向戌和宋宁赶到现场,看着那个血红的“五”字,久久无言。
“他在按顺序杀人。”向戌道,“公子佐的旧吏,弃夫人的内侍,接下来……”
“会是谁?”
向戌没有回答。他走到尸体前,仔细查看。忽然,他在死者手心里发现了一样东西——一小块布片。
他拿起布片,凑近灯光。布片是深青色的,质地细腻,和之前见过的那些一模一样。
又是这种布料。
“这是公子佐衣袍的料子。”宋宁道,“可公子佐已经死了。”
“也许是他的人。”向戌道,“他死前,可能把衣袍分给了亲信,作为信物。”
他把布片收好,对侍卫道:“去查,当年公子佐府上,有哪些亲信还活着。”
***
查了三天,结果出来了。
公子佐当年有五个亲信,都是从小跟着他的。太子案后,这五个人陆续离开了宋国,不知所踪。
“五个。”向戌道,“正好五个。”
“你是说,这五个人回来了?”
“可能。”向戌道,“前四个死者,都是与公子佐有关的人。而杀他们的,也许就是这五个人自己。”
“可他们为什么要杀自己人?”
向戌想了想,道:“也许不是杀自己人,而是杀那些背叛公子佐的人。”
他指着案卷上的名单:“你看,第一个死的旧吏,公子佐被囚时,他主动告发了公子佐的一些事;第二个死的,是公子佐的管家,据说公子佐逃跑时,他故意指错了方向;第三个死的,是公子佐的侍卫,他收了官府的钱,出卖了公子佐的藏身之处;第四个死的姜武,虽然他冒充的是太子的人,但他利用厉影,借刀杀人,也算是背叛。”
“那第五个呢?这个老内侍,他背叛了什么?”
向戌翻看案卷,发现这个老内侍当年在弃夫人身边当差,公子佐出事后,他主动交代了弃夫人和公子佐的一些密谋。
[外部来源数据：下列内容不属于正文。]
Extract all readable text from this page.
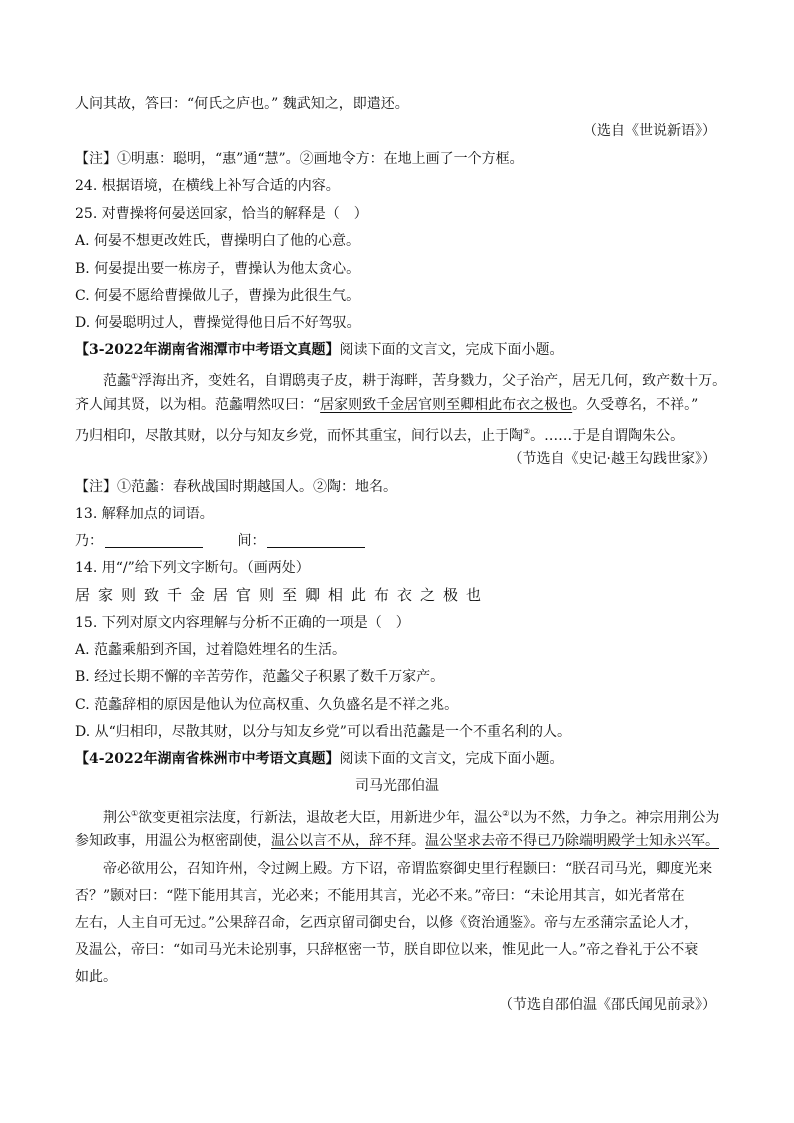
人问其故，答曰：“何氏之庐也。” 魏武知之，即遣还。
（选自《世说新语》）
【注】①明惠：聪明，“惠”通“慧”。②画地令方：在地上画了一个方框。
24. 根据语境，在横线上补写合适的内容。
25. 对曹操将何晏送回家，恰当的解释是（　）
A. 何晏不想更改姓氏，曹操明白了他的心意。
B. 何晏提出要一栋房子，曹操认为他太贪心。
C. 何晏不愿给曹操做儿子，曹操为此很生气。
D. 何晏聪明过人，曹操觉得他日后不好驾驭。
【3-2022年湖南省湘潭市中考语文真题】阅读下面的文言文，完成下面小题。
范蠡①浮海出齐，变姓名，自谓鸱夷子皮，耕于海畔，苦身戮力，父子治产，居无几何，致产数十万。
齐人闻其贤，以为相。范蠡喟然叹曰：“居家则致千金居官则至卿相此布衣之极也。久受尊名，不祥。”
乃归相印，尽散其财，以分与知友乡党，而怀其重宝，间行以去，止于陶②。……于是自谓陶朱公。
（节选自《史记·越王勾践世家》）
【注】①范蠡：春秋战国时期越国人。②陶：地名。
13. 解释加点的词语。
乃：	间：
14. 用“/”给下列文字断句。（画两处）
居家则致千金居官则至卿相此布衣之极也
15. 下列对原文内容理解与分析不正确的一项是（　）
A. 范蠡乘船到齐国，过着隐姓埋名的生活。
B. 经过长期不懈的辛苦劳作，范蠡父子积累了数千万家产。
C. 范蠡辞相的原因是他认为位高权重、久负盛名是不祥之兆。
D. 从“归相印，尽散其财，以分与知友乡党”可以看出范蠡是一个不重名利的人。
【4-2022年湖南省株洲市中考语文真题】阅读下面的文言文，完成下面小题。
司马光邵伯温
荆公①欲变更祖宗法度，行新法，退故老大臣，用新进少年，温公②以为不然，力争之。神宗用荆公为
参知政事，用温公为枢密副使，温公以言不从，辞不拜。温公坚求去帝不得已乃除端明殿学士知永兴军。
帝必欲用公，召知许州，令过阙上殿。方下诏，帝谓监察御史里行程颢曰：“朕召司马光，卿度光来
否？”颢对曰：“陛下能用其言，光必来；不能用其言，光必不来。”帝曰：“未论用其言，如光者常在
左右，人主自可无过。”公果辞召命，乞西京留司御史台，以修《资治通鉴》。帝与左丞蒲宗孟论人才，
及温公，帝曰：“如司马光未论别事，只辞枢密一节，朕自即位以来，惟见此一人。”帝之眷礼于公不衰
如此。
（节选自邵伯温《邵氏闻见前录》）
“也是告密者。”向戌道,“看来,这五个人是在清理门户。”
“那他们下一个目标会是谁?”
向戌的手指在案卷上缓缓移动,最后停在一个名字上。
华阅。
“右师华阅?”宋宁惊讶,“他和公子佐有什么关系?”
“你看。”向戌指着案卷上的一行小字,“当年公子佐曾拉拢过华阅,希望他支持自己。华阅虽然没有答应,但也没有告发。后来公子佐事败,华阅主动向先君请罪,先君念他没有参与,就没有追究。”
“那他算背叛吗?”
“在那些人眼里,只要没有真心效忠公子佐,就是背叛。”向戌道,“而且华阅现在是右师,位高权重,如果他们要立威,华阅是最好的目标。”
宋宁脸色一变,立即道:“快,派人去保护右师!”
***
可还是晚了。
当侍卫赶到华阅府上时,他已经死了。
死在书房里,胸口插着一把刀,墙上用血写着一个“六”字。
向戌站在尸体前,双手紧握,指节发白。
华阅是他的老友,这些年来一直支持他,帮助他。如今却死在凶手手里。
“我早该想到的。”他喃喃道,“我早该想到他们会对他下手。”
宋宁握住他的手,轻声道:“不是你的错。”
向戌摇摇头,蹲下身,查看华阅的尸体。忽然,他在华阅手心也发现了一块布片——同样是深青色的,同样质地细腻。
他把两块布片放在一起,一模一样。
“这是他们故意留下的。”向戌道,“告诉我们是他们干的。”
他站起身,看着墙上的“六”字,心中涌起一股从未有过的怒火。
“我要找到他们。”他道,“不管他们是谁,不管他们藏在哪儿,我一定要找到他们。”
***
接下来的日子,向戌疯了似的追查。他调动所有能调动的人手,搜遍全城每一个角落。可那五个人就像鬼魅一样,始终找不到任何踪迹。
第七天夜里,又一起命案发生了。
这次死的是一个商人,曾经资助过公子佐。他被发现死在自己店铺里,墙上写着“七”。
第八天,一个曾经帮公子佐传递过信件的信差,死在城外的破庙里,墙上写着“八”。
第九天,一个给公子佐提供过武器的铁匠,死在自己的作坊里,墙上写着“九”。
十天之内,连杀九人。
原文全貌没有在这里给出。